S Privacidade: 1 Meio Processual: REVISTA Decisão: PROVIMENTO PARCIAL Legislação Nacional: CÓDIGO CIVIL, ARTIGOS 334º, 496º, 805º, Nº 3, 2071º, 1098º; CÓDIGO DE PROCESSO CIVIL, ARTIGOS 659º, 668º, Nº 1, B) E 716º Jurisprudência Nacional: ACÓRDÃOS DO SUPREMO TRIBUNAL DA JUSTIÇA, WWW.DGSI.PT, DE: 12 DE OUTUBRO DE 2006, Nº 06B2520 17 DE OUTUBRO DE 2006,PROC. Nº 06P2775 24 DE OUTUBRO DE 2006, Nº 06A3021 14 DE NOVEMBRO DE 2006, Nº 06A3441 27 DE SETEMBRO DE 2007, PROC. Nº 07B2737 18 DE DEZEMBRO DE 2007, Nº 07B3715 3 DE JULHO DE 2008, Nº 08B2002 30 DE OUTUBRO DE 2008, Nº 07B2978 30 DE OUTUBRO DE 2008, Nº 08B2989 18 DE DEZEMBRO DE 2008, Nº 08B3154 12 DE FEVEREIRO DE 2009, Nº 07B4125 31 DE MARÇO DE 2009, Nº 09A0537 – ASSENTO Nº 13/94, DE 19 DE AGOSTO DE 1994 (COM VALOR DE ACÓRDÃO DE UNIFORMIZAÇÃO DE JURISPRUDÊNCIA) Sumário : 1. É a quem invoca abuso de direito que incumbe o ónus da prova dos respectivos factos constitutivos.

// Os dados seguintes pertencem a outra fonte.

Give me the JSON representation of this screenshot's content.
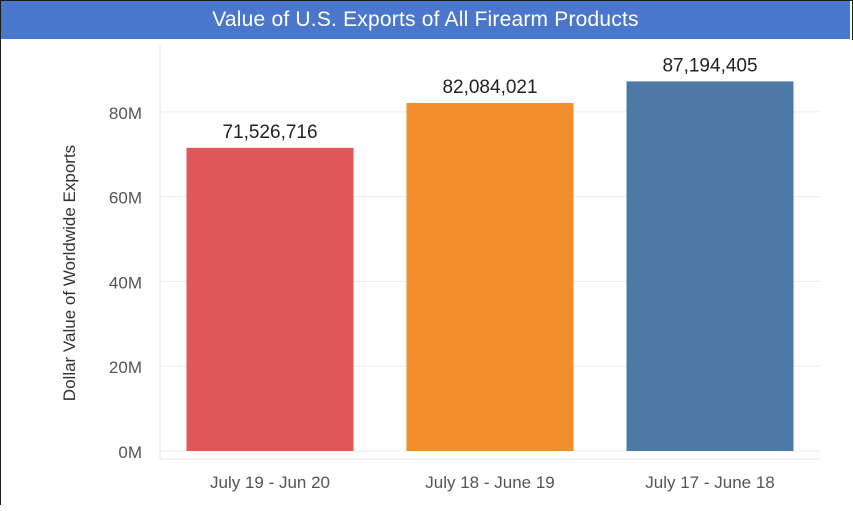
{
  "title": "Value of U.S. Exports of All Firearm Products",
  "colors": {
    "title_bar": "#4a77cc",
    "title_text": "#ffffff",
    "grid": "#ececec",
    "axis_text": "#555555"
  },
  "chart_data": {
    "type": "bar",
    "title": "Value of U.S. Exports of All Firearm Products",
    "xlabel": "",
    "ylabel": "Dollar Value of Worldwide Exports",
    "categories": [
      "July 19 - Jun 20",
      "July 18 - June 19",
      "July 17 - June 18"
    ],
    "values": [
      71526716,
      82084021,
      87194405
    ],
    "value_labels": [
      "71,526,716",
      "82,084,021",
      "87,194,405"
    ],
    "bar_colors": [
      "#e15759",
      "#f28e2b",
      "#4e79a7"
    ],
    "ylim": [
      0,
      92000000
    ],
    "yticks": [
      0,
      20000000,
      40000000,
      60000000,
      80000000
    ],
    "ytick_labels": [
      "0M",
      "20M",
      "40M",
      "60M",
      "80M"
    ],
    "grid": true,
    "legend": "none"
  }
}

  1. Sob pena de contradição com as regras da prescrição, não basta a demonstração de terem decorrido quase 20 anos entre o facto lesivo, ou o trânsito em julgado da sentença condenatória, por um lado, e a instauração da execução, ou a citação para contestar a liquidação, por outro, para que se possa considerar abusivo o exercício do direito dos exequentes.

  2. Para ocorrer abuso de direito é imperioso que o modo concreto do seu exercício, objectivamente considerado, se apresente ostensivamente contrário “à boa fé, (a)os bons costumes ou (a)o fim social ou económico” do direito em causa (artigo 334º do Código Civil).

  3. Não tendo sido alterados, entre a data dos factos e a do pedido de liquidação, os critérios legais de cálculo da indemnização, é ajustado considerar relevante a data da sentença de liquidação.

  4. Consequentemente, é a partir da sentença que são contados os juros de mora.

  5. Não é exorbitante fixar em € 40.000 a indemnização pelo dano morte, montante liquidado pelos exequentes, em € 15.000 a compensação pelos danos sofridos anteriormente à morte e em € 20.000, € 15.00 e €10.000, consoante a situação concreta, a compensação pelos danos não patrimoniais sofridos pelo marido e pelos filhos da vítima.

    Decisão Texto Integral: Acordam, no Supremo Tribunal de Justiça: 1. AA, BB, CC, DD e EE deduziram oposição à execução, com prévia liquidação, contra eles instaurada em 28 de Fevereiro de 2005 por FF, GG, HH e II, com base em sentença, no que agora releva, confirmada por acórdão do Tribunal da Relação de Lisboa, e transitada em julgado em 24 de Julho de 1985.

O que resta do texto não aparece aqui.